This is yesterday's remarks by Netanyahu to the Knesset regarding the situation in Egypt. Israel and Israelis are understandably nervous and worried about the turmoil there. Netanyahu said in part:
It is clear that an Egypt that rests on these institutions, an Egypt that is anchored in democratic values, would never be a threat to peace. On the contrary, if we have learned anything from modern history, it is that the stronger the foundations of democracy, the stronger the foundations of peace. Peace among democracies is strong, and democracy strengthens the peace.

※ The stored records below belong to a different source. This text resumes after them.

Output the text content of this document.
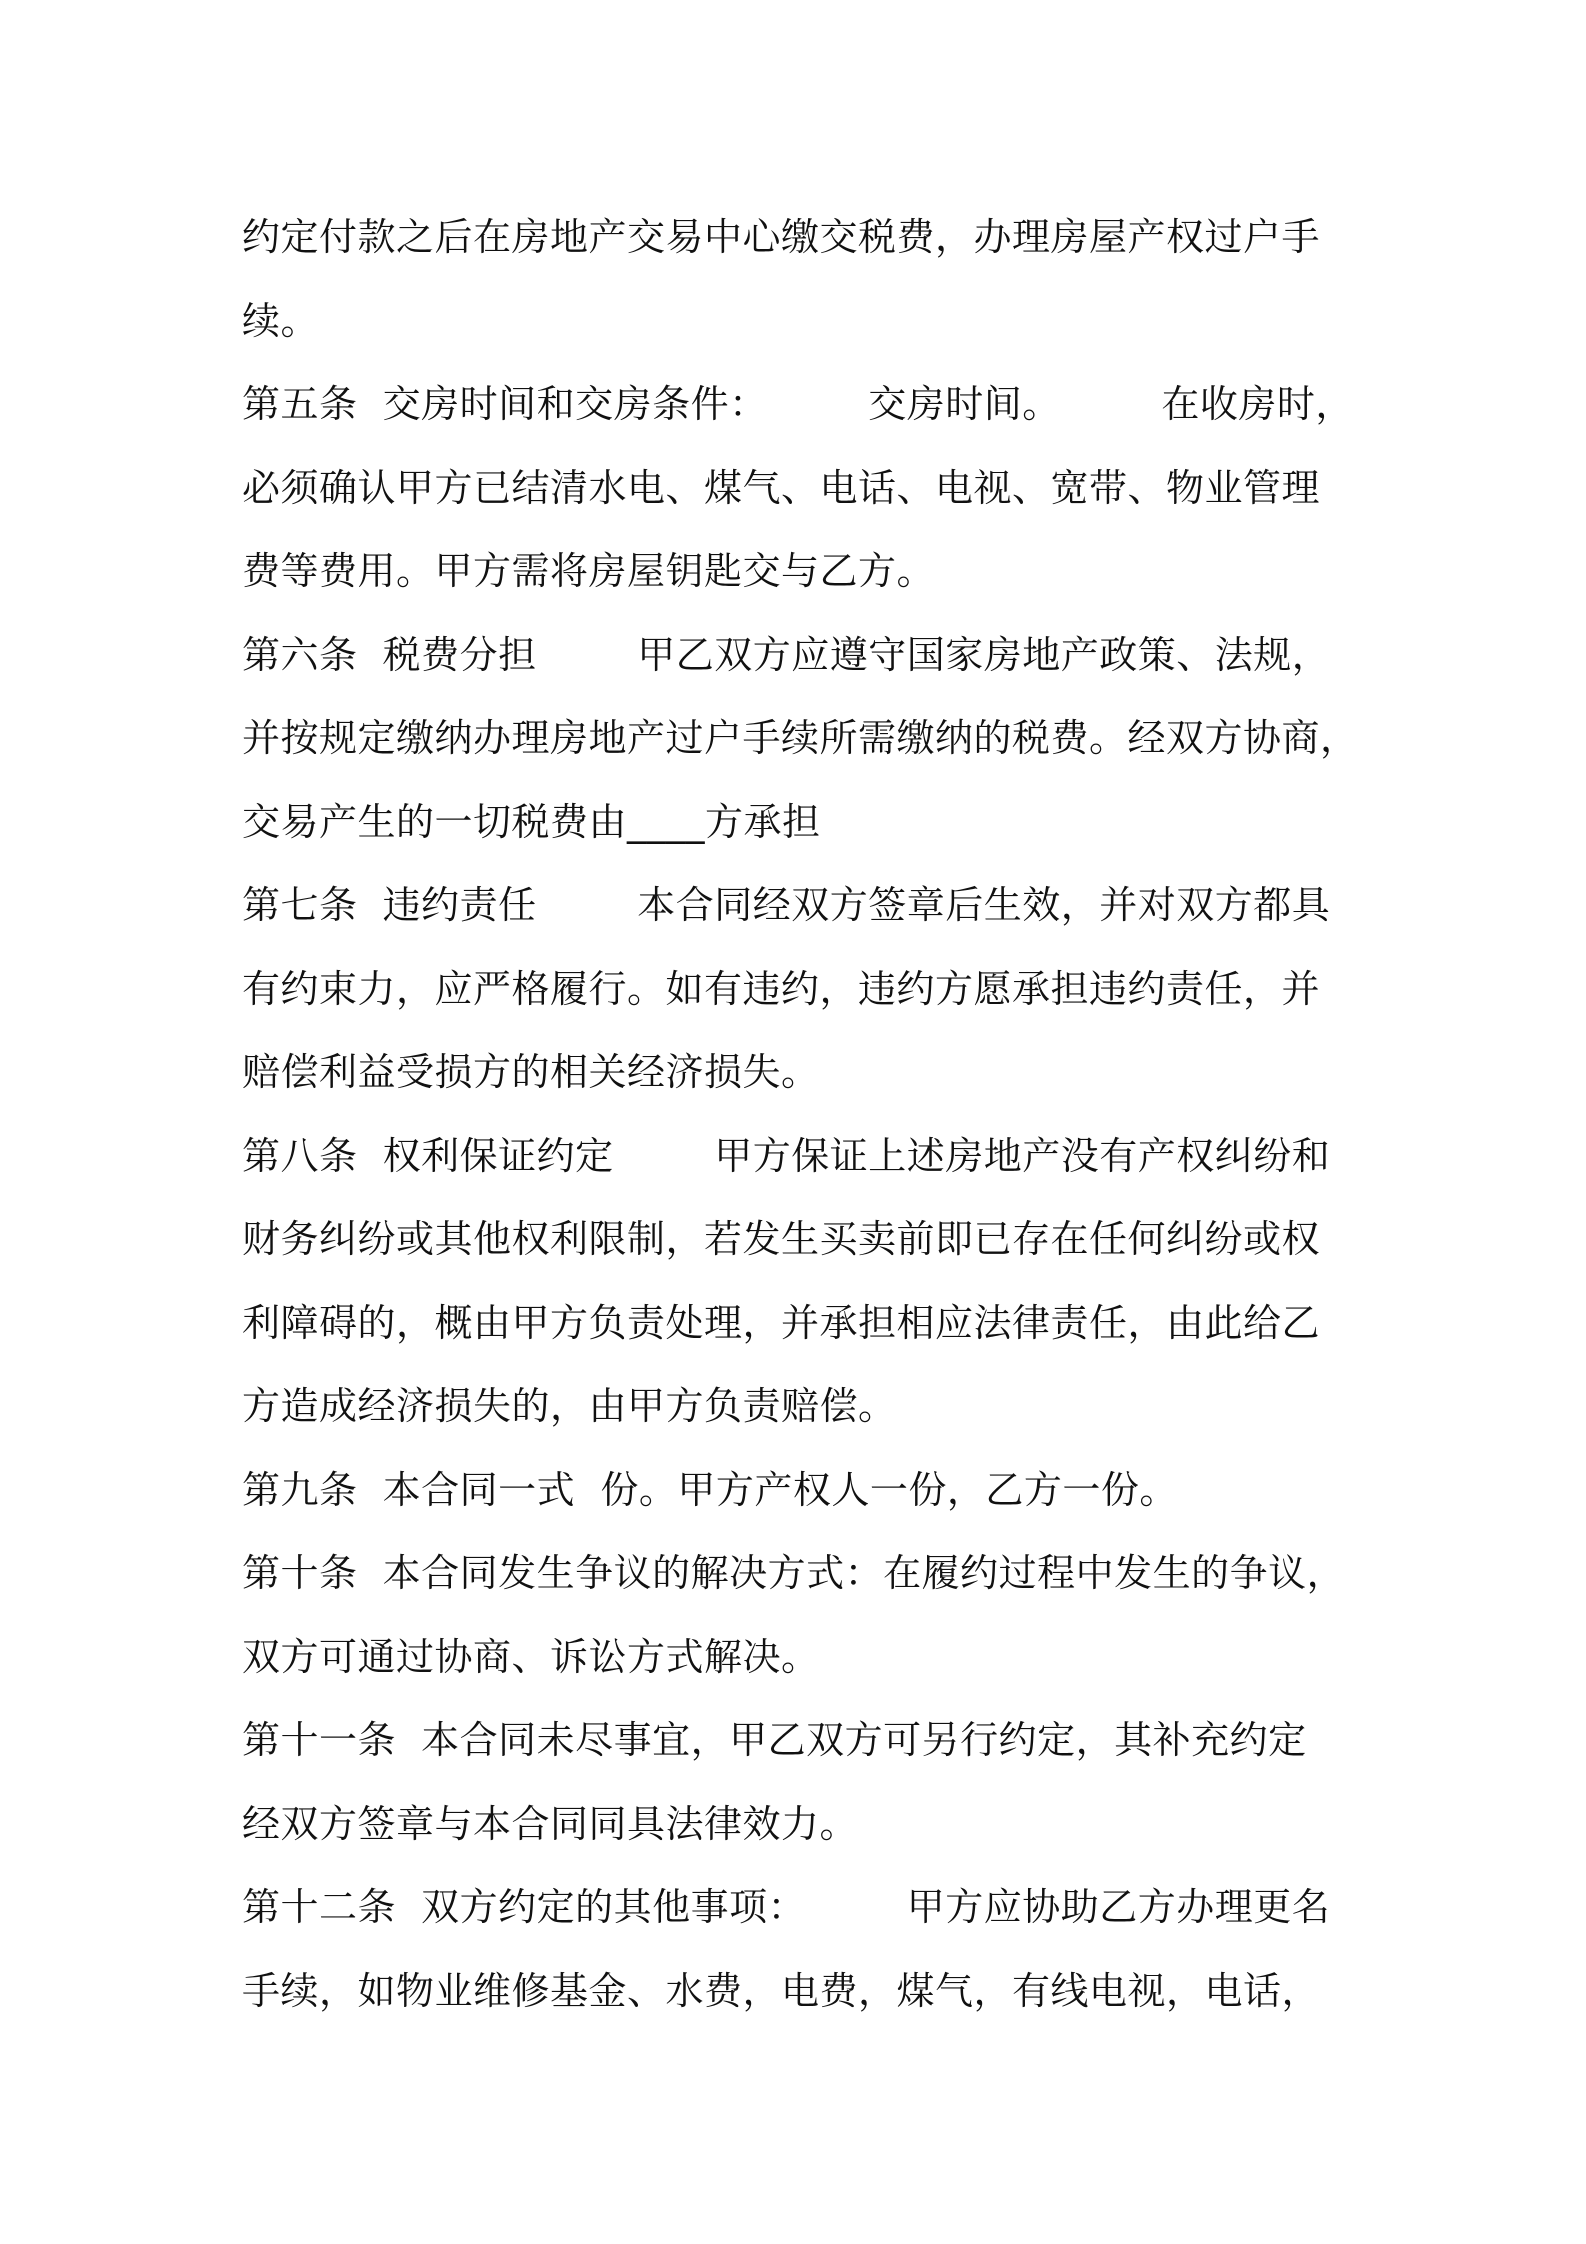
约定付款之后在房地产交易中心缴交税费，办理房屋产权过户手
续。
第五条  交房时间和交房条件：        交房时间。        在收房时，
必须确认甲方已结清水电、煤气、电话、电视、宽带、物业管理
费等费用。甲方需将房屋钥匙交与乙方。
第六条  税费分担        甲乙双方应遵守国家房地产政策、法规，
并按规定缴纳办理房地产过户手续所需缴纳的税费。经双方协商，
交易产生的一切税费由____方承担
第七条  违约责任        本合同经双方签章后生效，并对双方都具
有约束力，应严格履行。如有违约，违约方愿承担违约责任，并
赔偿利益受损方的相关经济损失。
第八条  权利保证约定        甲方保证上述房地产没有产权纠纷和
财务纠纷或其他权利限制，若发生买卖前即已存在任何纠纷或权
利障碍的，概由甲方负责处理，并承担相应法律责任，由此给乙
方造成经济损失的，由甲方负责赔偿。
第九条  本合同一式  份。甲方产权人一份，乙方一份。
第十条  本合同发生争议的解决方式：在履约过程中发生的争议，
双方可通过协商、诉讼方式解决。
第十一条  本合同未尽事宜，甲乙双方可另行约定，其补充约定
经双方签章与本合同同具法律效力。
第十二条  双方约定的其他事项：        甲方应协助乙方办理更名
手续，如物业维修基金、水费，电费，煤气，有线电视，电话，
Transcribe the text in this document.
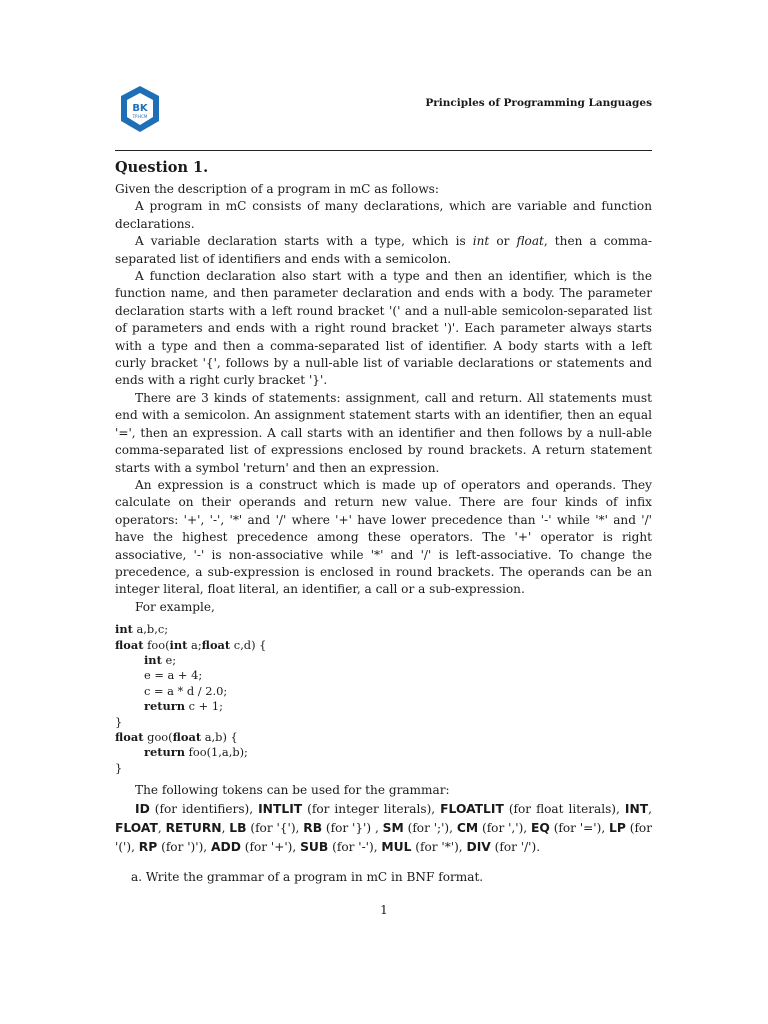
BK
TP.HCM
Principles of Programming Languages
Question 1.

Given the description of a program in mC as follows:

A program in mC consists of many declarations, which are variable and function declarations.

A variable declaration starts with a type, which is int or float, then a comma-separated list of identifiers and ends with a semicolon.

A function declaration also start with a type and then an identifier, which is the function name, and then parameter declaration and ends with a body. The parameter declaration starts with a left round bracket '(' and a null-able semicolon-separated list of parameters and ends with a right round bracket ')'. Each parameter always starts with a type and then a comma-separated list of identifier. A body starts with a left curly bracket '{', follows by a null-able list of variable declarations or statements and ends with a right curly bracket '}'.

There are 3 kinds of statements: assignment, call and return. All statements must end with a semicolon. An assignment statement starts with an identifier, then an equal '=', then an expression. A call starts with an identifier and then follows by a null-able comma-separated list of expressions enclosed by round brackets. A return statement starts with a symbol 'return' and then an expression.

An expression is a construct which is made up of operators and operands. They calculate on their operands and return new value. There are four kinds of infix operators: '+', '-', '*' and '/' where '+' have lower precedence than '-' while '*' and '/' have the highest precedence among these operators. The '+' operator is right associative, '-' is non-associative while '*' and '/' is left-associative. To change the precedence, a sub-expression is enclosed in round brackets. The operands can be an integer literal, float literal, an identifier, a call or a sub-expression.

For example,

int a,b,c;
float foo(int a;float c,d) {
int e;
e = a + 4;
c = a * d / 2.0;
return c + 1;
}
float goo(float a,b) {
return foo(1,a,b);
}

The following tokens can be used for the grammar:

ID (for identifiers), INTLIT (for integer literals), FLOATLIT (for float literals), INT, FLOAT, RETURN, LB (for '{'), RB (for '}') , SM (for ';'), CM (for ','), EQ (for '='), LP (for '('), RP (for ')'), ADD (for '+'), SUB (for '-'), MUL (for '*'), DIV (for '/').

a. Write the grammar of a program in mC in BNF format.

1
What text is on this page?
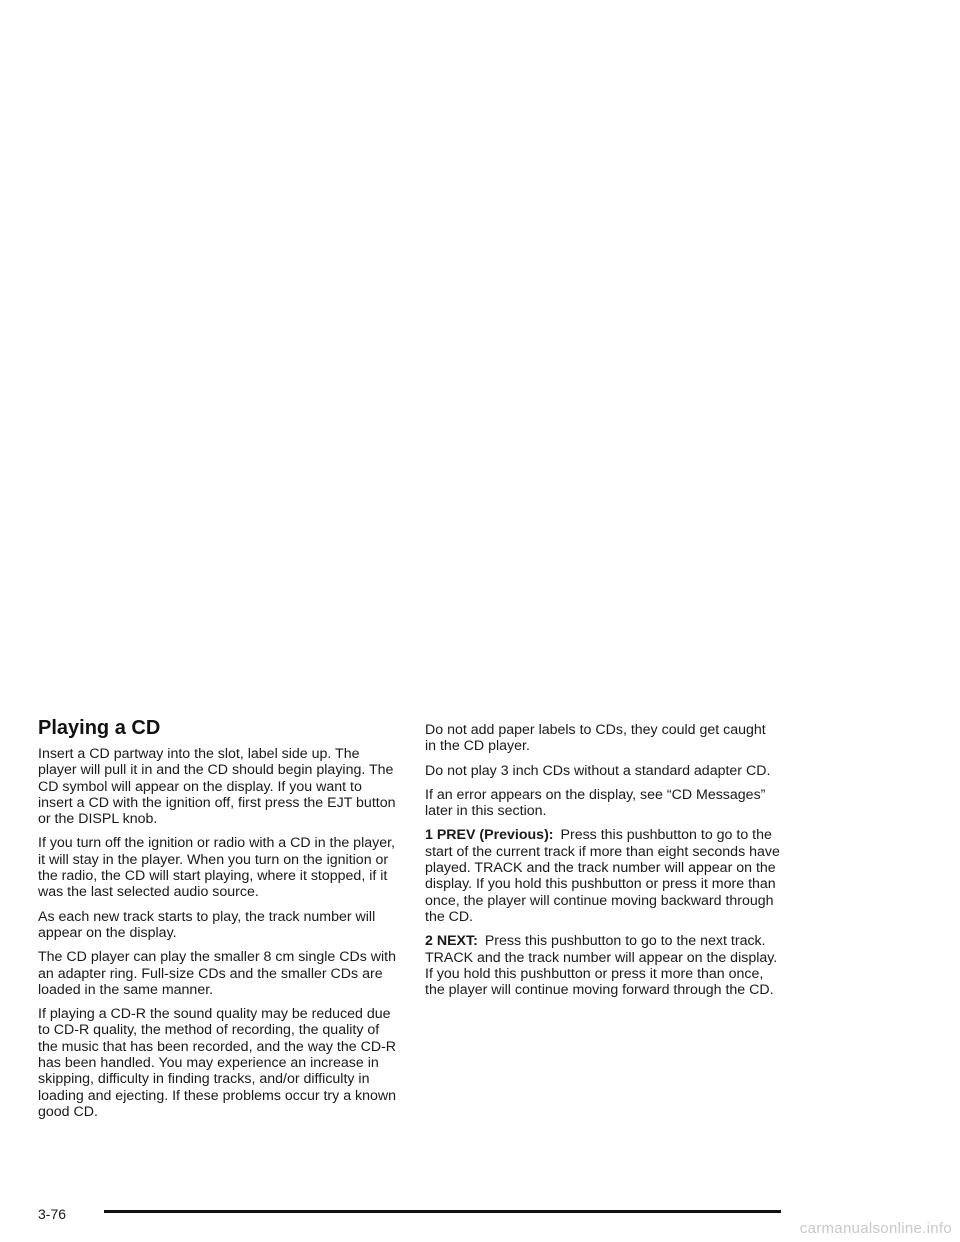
Playing a CD

Insert a CD partway into the slot, label side up. The player will pull it in and the CD should begin playing. The CD symbol will appear on the display. If you want to insert a CD with the ignition off, first press the EJT button or the DISPL knob.

If you turn off the ignition or radio with a CD in the player, it will stay in the player. When you turn on the ignition or the radio, the CD will start playing, where it stopped, if it was the last selected audio source.

As each new track starts to play, the track number will appear on the display.

The CD player can play the smaller 8 cm single CDs with an adapter ring. Full-size CDs and the smaller CDs are loaded in the same manner.

If playing a CD-R the sound quality may be reduced due to CD-R quality, the method of recording, the quality of the music that has been recorded, and the way the CD-R has been handled. You may experience an increase in skipping, difficulty in finding tracks, and/or difficulty in loading and ejecting. If these problems occur try a known good CD.

Do not add paper labels to CDs, they could get caught in the CD player.

Do not play 3 inch CDs without a standard adapter CD.

If an error appears on the display, see “CD Messages” later in this section.

1 PREV (Previous): Press this pushbutton to go to the start of the current track if more than eight seconds have played. TRACK and the track number will appear on the display. If you hold this pushbutton or press it more than once, the player will continue moving backward through the CD.

2 NEXT: Press this pushbutton to go to the next track. TRACK and the track number will appear on the display. If you hold this pushbutton or press it more than once, the player will continue moving forward through the CD.

3-76
carmanualsonline.info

The Iranian regime is not interested in seeing an Egypt that protects the rights of individuals, women, and minorities. They are not interested in an enlightened Egypt that embraces the 21st century. They want an Egypt that returns to the Middle Ages. They want Egypt to become another Gaza, run by radical forces that oppose everything that the democratic world stands for.
We have two separate worlds here, two opposites, two world views: that of the free, democratic world and that of the radical world. Which one of them will prevail in Egypt?We wish to support democracy but worry that it might bring our enemies to power, namely the Muslim Brotherhood.
Yossi Klein HaLevi remarked in yesterday's Times:
For Israel, then, peace with Egypt has been not only strategically but also psychologically essential. Israelis understand that the end of their conflict with the Arab world depends in large part on the durability of the peace with Egypt — for all its limitations, it is the only successful model of a land-for-peace agreement.For now we watch and wait--and pray.